Monday, Aug. 28, 1933

Racetrack Tycoon

Selling newspapers in Chicago is a hard-boiled business. To the strong-arm methods of oldtime Chicago circulation managers some historians trace the origin of gangsterism. Famed in Chicago for circulation getting is the name of Annenberg. Max Annenberg was circulation manager of the Patterson-McCormick Tribune, now holds a similar job for the other Patterson-McCormick paper, Manhattan's Daily News. Equally proficient and long employed by Publisher Hearst was Max's brother Moses. Last week, quite unintentionally, Brother Moses made news. Virtually unknown to the world at large, Moe Annenberg has become a "big shot" in publishing on his own. The news was that he had bought out his two partners for about $2,000,000 in cash.

The legend of tall, cadaverous, unsociable Moe Annenberg is that he came from Germany and started in as a circulation hustler for Hearst's Chicago papers. From Chicago he moved to Milwaukee and started a newspaper distributing agency which he still owns. Arthur Brisbane went to Milwaukee, bought the Milwaukee Sentinel (later taken over by Hearst who in 1929 sold it to Paul Block) and made Moe editor & publisher. Afterwards Hearst took Moe to New York. There in 1921 Moe got into partnership with a pair of gentlemen named Joe Bannon and Hugh Murray. Aware of the huge public that follows horse-racing and of the money that flows freely through that public in betting, they bought the Daily Racing Form, a tipster sheet published in New York, Chicago, Miami, New Orleans, San Francisco. As Racing Form flourished, they gathered together a whole stableful of racing sheets including Daily Running Horse, The Racing Record, Sporting Times, which they ran through two companies, the Walter Holding Co. and A.B. & M. Corp. Later they brought out Radio Guide and Baltimore Brevities (for the last they were all indicted for sending obscene matter through the mails). Annenberg also bought an interest in the Morning Telegraph, a Manhattan daily devoted to the tracks and the theatre. He is also supposed to have built up a string of newsagencies throughout the country.

From the shoddy throngs that follow the horses, a steady stream of dollars flowed in the direction of Mr. Annenberg's tipster enterprises. He branched into banking, brokerage, real estate. Only he knows the full range of his interests, and Moe Annenberg does not talk about himself. He does not even like to have it said that he has made millions, but today, father of eight children (seven of them daughters, all married), he owns a ranch in Wyoming, "the show place of the Black Hills," from which like Hearst at San Simeon he rules a far-flung empire by private wires.

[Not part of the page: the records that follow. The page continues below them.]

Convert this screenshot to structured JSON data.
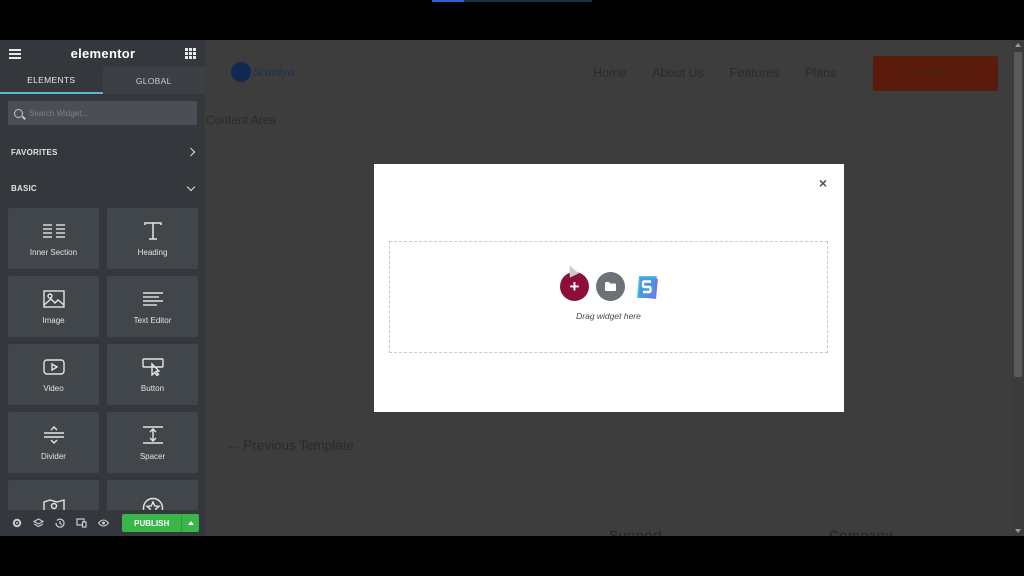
{
  "sidebar": {
    "logo": "elementor",
    "tabs": [
      {
        "label": "ELEMENTS",
        "active": true
      },
      {
        "label": "GLOBAL",
        "active": false
      }
    ],
    "search": {
      "placeholder": "Search Widget..."
    },
    "sections": {
      "favorites": "FAVORITES",
      "basic": "BASIC"
    },
    "widgets": [
      {
        "label": "Inner Section",
        "icon": "inner-section-icon"
      },
      {
        "label": "Heading",
        "icon": "heading-icon"
      },
      {
        "label": "Image",
        "icon": "image-icon"
      },
      {
        "label": "Text Editor",
        "icon": "text-editor-icon"
      },
      {
        "label": "Video",
        "icon": "video-icon"
      },
      {
        "label": "Button",
        "icon": "button-icon"
      },
      {
        "label": "Divider",
        "icon": "divider-icon"
      },
      {
        "label": "Spacer",
        "icon": "spacer-icon"
      }
    ],
    "footer": {
      "publish_label": "PUBLISH"
    }
  },
  "site": {
    "logo_text": "Scaniya",
    "nav": [
      "Home",
      "About Us",
      "Features",
      "Plans"
    ],
    "cta": "Download App",
    "content_area_label": "Content Area",
    "previous_template": "← Previous Template",
    "footer_support": "Support",
    "footer_company": "Company"
  },
  "modal": {
    "close_glyph": "×",
    "add_glyph": "+",
    "dropzone_label": "Drag widget here"
  },
  "colors": {
    "sidebar_bg": "#34383c",
    "publish_green": "#39b54a",
    "add_section_maroon": "#8d0d3b",
    "tab_active_underline": "#58b7d3"
  }
}
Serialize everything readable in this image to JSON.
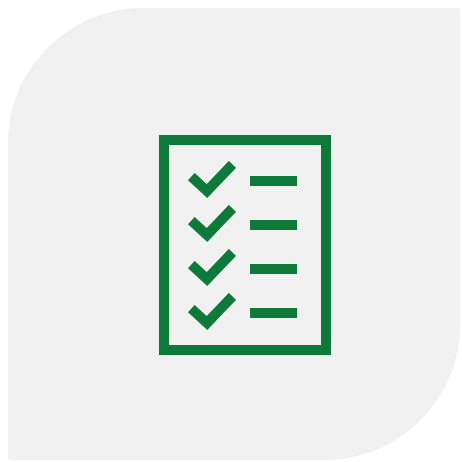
{
  "tile": {
    "background": "#f1f1f1"
  },
  "icon": {
    "name": "checklist-icon",
    "color": "#0e7a3a",
    "items": [
      {
        "checked": true
      },
      {
        "checked": true
      },
      {
        "checked": true
      },
      {
        "checked": true
      }
    ]
  }
}
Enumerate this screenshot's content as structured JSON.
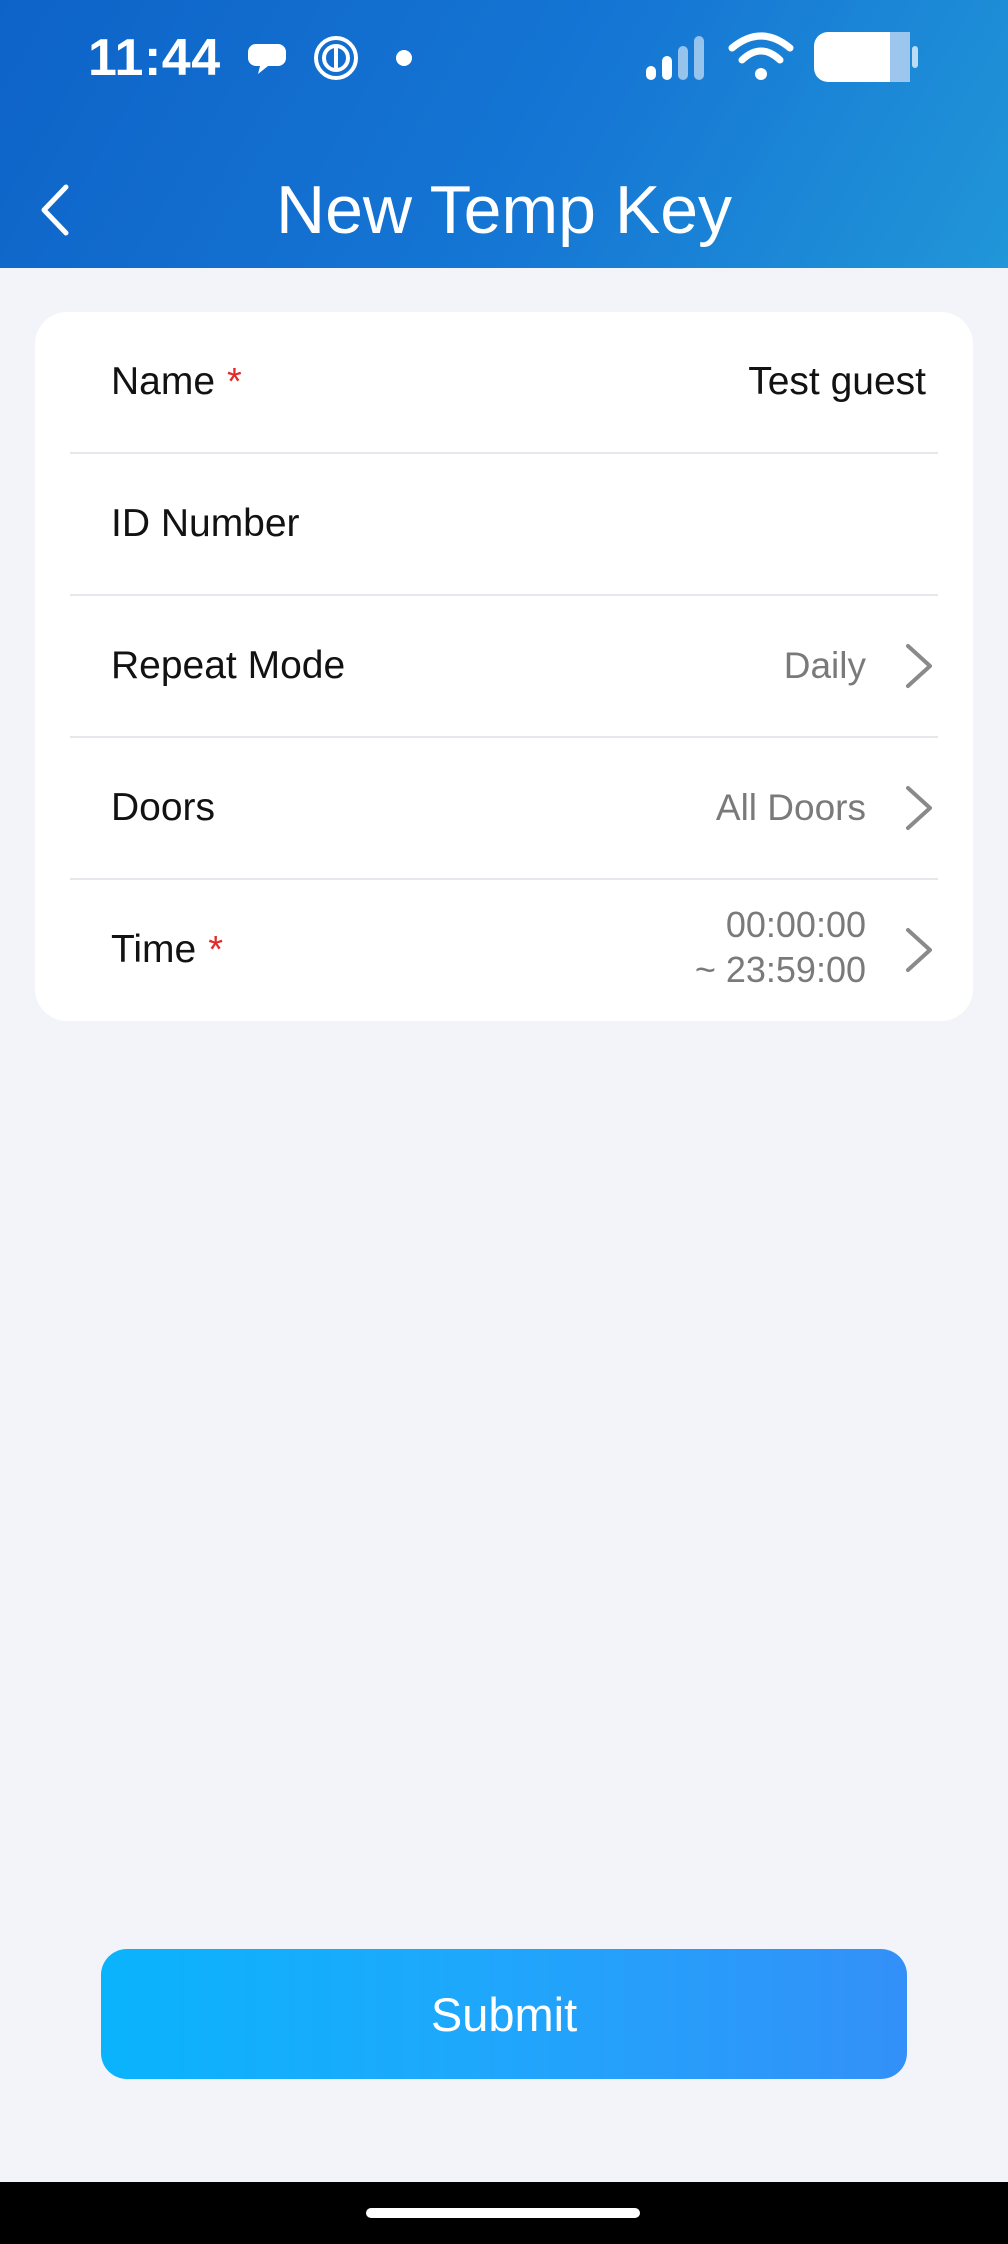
{
  "status_bar": {
    "time": "11:44",
    "icons": [
      "chat-bubble-icon",
      "fingerprint-vpn-icon",
      "notification-dot-icon",
      "signal-icon",
      "wifi-icon",
      "battery-icon"
    ]
  },
  "header": {
    "title": "New Temp Key",
    "back_icon": "chevron-left-icon"
  },
  "form": {
    "rows": [
      {
        "label": "Name",
        "required": true,
        "value": "Test guest"
      },
      {
        "label": "ID Number",
        "required": false,
        "value": ""
      },
      {
        "label": "Repeat Mode",
        "required": false,
        "value": "Daily"
      },
      {
        "label": "Doors",
        "required": false,
        "value": "All Doors"
      },
      {
        "label": "Time",
        "required": true,
        "value_start": "00:00:00",
        "value_end": "~ 23:59:00"
      }
    ],
    "required_marker": "*"
  },
  "submit": {
    "label": "Submit"
  },
  "colors": {
    "header_gradient_start": "#0e63c8",
    "header_gradient_end": "#2196d8",
    "background": "#f2f4f9",
    "required_red": "#e02b2b",
    "button_gradient_start": "#0ab3fc",
    "button_gradient_end": "#3390f8"
  }
}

He has also an estate at Sands Point, L.I., and this year he bought the magnificent Miami villa of the late Albert Russel Erskine.

There is nothing illegal about tipster sheets, per se, but Moe Annenberg hates publicity about his string because there is enough trouble in the business as it is. Rivals or enemies mysteriously wrecked Racing Form's shop not long ago. And between Moe and his partners there was a bitter quarrel. That was, it is said, what made him buy them out. They had been suing him, asking for receivers for the properties, since Depression forced down the string's sales. The betting public was content to get its tips from 3-c- daily papers (Racing Form, Running Horse, Racing Record cost 15-c- each in New York, 20-c- in other cities). And to make matters worse Moe was putting out his Telegraph, in which Partners Bannon and Murray had no "slice," at the same hour Racing Form went on sale. Now he will own the whole show, do as he likes.